You know, the sort of nutjobs who regularly contribute to Conservapedia.  That seems more likely to me.

I mean, the same thing happens all the time on YouTube and other online video-sharing sites, where gay or even simply gayish videos of the G and PG variety inexplicably wind up with the "warning mature content" message, while hate speech and soft porn — as long as it's of the hetero persuasion — seems to sail through uncensored. 

That's the trouble with websites that allow user flagging of inappropriate content — inevitably, the only users that bother to do it are the crackpots.

But if Amazon.com ever turns the feature back on I might just force myself to go through and started flagging stuff that I think is inappropriate. Stuff like The Parent's Guide to Preventing Homosexuality.  And I think I could also have a lot of fun uploading ironic photos to anti-gay titles with Amazon's "share your own customer image" feature! (Looks like at least one enterprising soul has already had the same idea.) 

Also contributing to a downer of a week: The plight of that poor gay elephant, Ninio. Through no fault of his own he finds himself stuck in a Polish zoo that apparently doesn't even want him. Said one Polish politico: “We didn’t pay 37 million zlotys (£7.6 million) for the largest elephant house in Europe to have a gay elephant live there.” 

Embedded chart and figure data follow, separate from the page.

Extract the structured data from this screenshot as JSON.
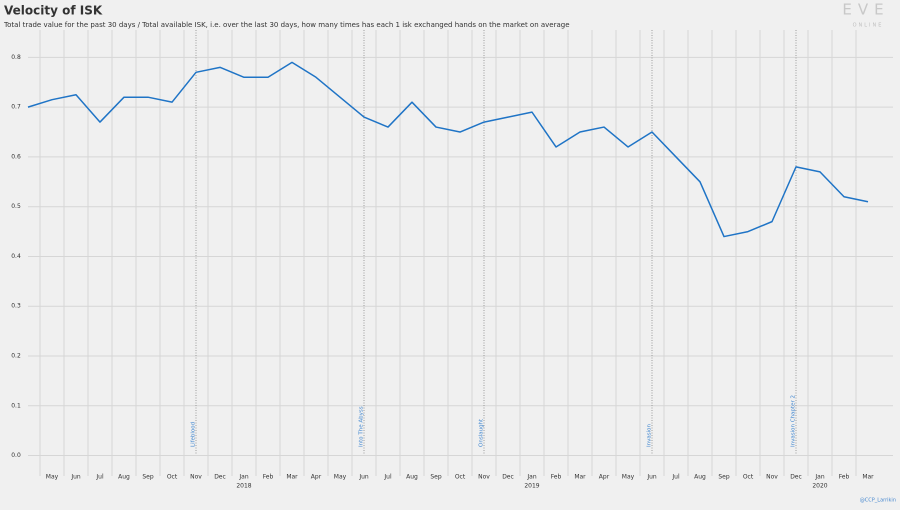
{
  "chart_data": {
    "type": "line",
    "title": "Velocity of ISK",
    "subtitle": "Total trade value for the past 30 days / Total available ISK, i.e. over the last 30 days, how many times has each 1 isk exchanged hands on the market on average",
    "logo": "EVE",
    "logo_sub": "ONLINE",
    "credit": "@CCP_Larrikin",
    "x": [
      "2017-04",
      "2017-05",
      "2017-06",
      "2017-07",
      "2017-08",
      "2017-09",
      "2017-10",
      "2017-11",
      "2017-12",
      "2018-01",
      "2018-02",
      "2018-03",
      "2018-04",
      "2018-05",
      "2018-06",
      "2018-07",
      "2018-08",
      "2018-09",
      "2018-10",
      "2018-11",
      "2018-12",
      "2019-01",
      "2019-02",
      "2019-03",
      "2019-04",
      "2019-05",
      "2019-06",
      "2019-07",
      "2019-08",
      "2019-09",
      "2019-10",
      "2019-11",
      "2019-12",
      "2020-01",
      "2020-02",
      "2020-03"
    ],
    "series": [
      {
        "name": "Velocity of ISK",
        "color": "#1f74c6",
        "values": [
          0.7,
          0.715,
          0.725,
          0.67,
          0.72,
          0.72,
          0.71,
          0.77,
          0.78,
          0.76,
          0.76,
          0.79,
          0.76,
          0.72,
          0.68,
          0.66,
          0.71,
          0.66,
          0.65,
          0.67,
          0.68,
          0.69,
          0.62,
          0.65,
          0.66,
          0.62,
          0.65,
          0.6,
          0.55,
          0.44,
          0.45,
          0.47,
          0.58,
          0.57,
          0.52,
          0.51
        ]
      }
    ],
    "xlim": [
      "2017-04",
      "2020-03"
    ],
    "xticks": [
      {
        "value": "2017-05",
        "label": "May"
      },
      {
        "value": "2017-06",
        "label": "Jun"
      },
      {
        "value": "2017-07",
        "label": "Jul"
      },
      {
        "value": "2017-08",
        "label": "Aug"
      },
      {
        "value": "2017-09",
        "label": "Sep"
      },
      {
        "value": "2017-10",
        "label": "Oct"
      },
      {
        "value": "2017-11",
        "label": "Nov"
      },
      {
        "value": "2017-12",
        "label": "Dec"
      },
      {
        "value": "2018-01",
        "label": "Jan"
      },
      {
        "value": "2018-02",
        "label": "Feb"
      },
      {
        "value": "2018-03",
        "label": "Mar"
      },
      {
        "value": "2018-04",
        "label": "Apr"
      },
      {
        "value": "2018-05",
        "label": "May"
      },
      {
        "value": "2018-06",
        "label": "Jun"
      },
      {
        "value": "2018-07",
        "label": "Jul"
      },
      {
        "value": "2018-08",
        "label": "Aug"
      },
      {
        "value": "2018-09",
        "label": "Sep"
      },
      {
        "value": "2018-10",
        "label": "Oct"
      },
      {
        "value": "2018-11",
        "label": "Nov"
      },
      {
        "value": "2018-12",
        "label": "Dec"
      },
      {
        "value": "2019-01",
        "label": "Jan"
      },
      {
        "value": "2019-02",
        "label": "Feb"
      },
      {
        "value": "2019-03",
        "label": "Mar"
      },
      {
        "value": "2019-04",
        "label": "Apr"
      },
      {
        "value": "2019-05",
        "label": "May"
      },
      {
        "value": "2019-06",
        "label": "Jun"
      },
      {
        "value": "2019-07",
        "label": "Jul"
      },
      {
        "value": "2019-08",
        "label": "Aug"
      },
      {
        "value": "2019-09",
        "label": "Sep"
      },
      {
        "value": "2019-10",
        "label": "Oct"
      },
      {
        "value": "2019-11",
        "label": "Nov"
      },
      {
        "value": "2019-12",
        "label": "Dec"
      },
      {
        "value": "2020-01",
        "label": "Jan"
      },
      {
        "value": "2020-02",
        "label": "Feb"
      },
      {
        "value": "2020-03",
        "label": "Mar"
      }
    ],
    "xtick_years": [
      {
        "value": "2018-01",
        "label": "2018"
      },
      {
        "value": "2019-01",
        "label": "2019"
      },
      {
        "value": "2020-01",
        "label": "2020"
      }
    ],
    "ylim": [
      -0.025,
      0.855
    ],
    "yticks": [
      {
        "value": 0,
        "label": "0.0"
      },
      0.1,
      0.2,
      0.3,
      0.4,
      0.5,
      0.6,
      0.7,
      0.8
    ],
    "grid": true,
    "events": [
      {
        "x": "2017-11",
        "label": "Lifeblood"
      },
      {
        "x": "2018-06",
        "label": "Into The Abyss"
      },
      {
        "x": "2018-11",
        "label": "Onslaught"
      },
      {
        "x": "2019-06",
        "label": "Invasion"
      },
      {
        "x": "2019-12",
        "label": "Invasion Chapter 2"
      }
    ]
  }
}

Poor Ninio, its not like he had any say in the matter. It was purely luck of the draw. He might have been sunning himself at Busch Gardens Tampa Safari Park, or hobnobbing with the gay penguins at Manhattan's Central Park Zoo. Instead, he's stuck in Poland.


Photo credit: Greg Wood/AFP/Getty Images

You know, his story would make an absolutely perfect animated film from Disney or Dreamworks. Here's the pitch: Ninio, the young gay elephant is on his way to the Serengeti White Party when he gets waylaid by animal poachers and then sold to an Eastern Bloc zoo.

Things look bleak for the queer pachyderm when the close-minded zookeepers discover his orientation, but with the help of some colorful animal sidekicks (a wisecracking toucan, an effete lemur, and a mature though sexually predatory female cougar) Ninio manages to teach his Polish captors a thing or two about acceptance — by stampeding them to death.  

Okay, maybe that last bit is a little dark for an animated film.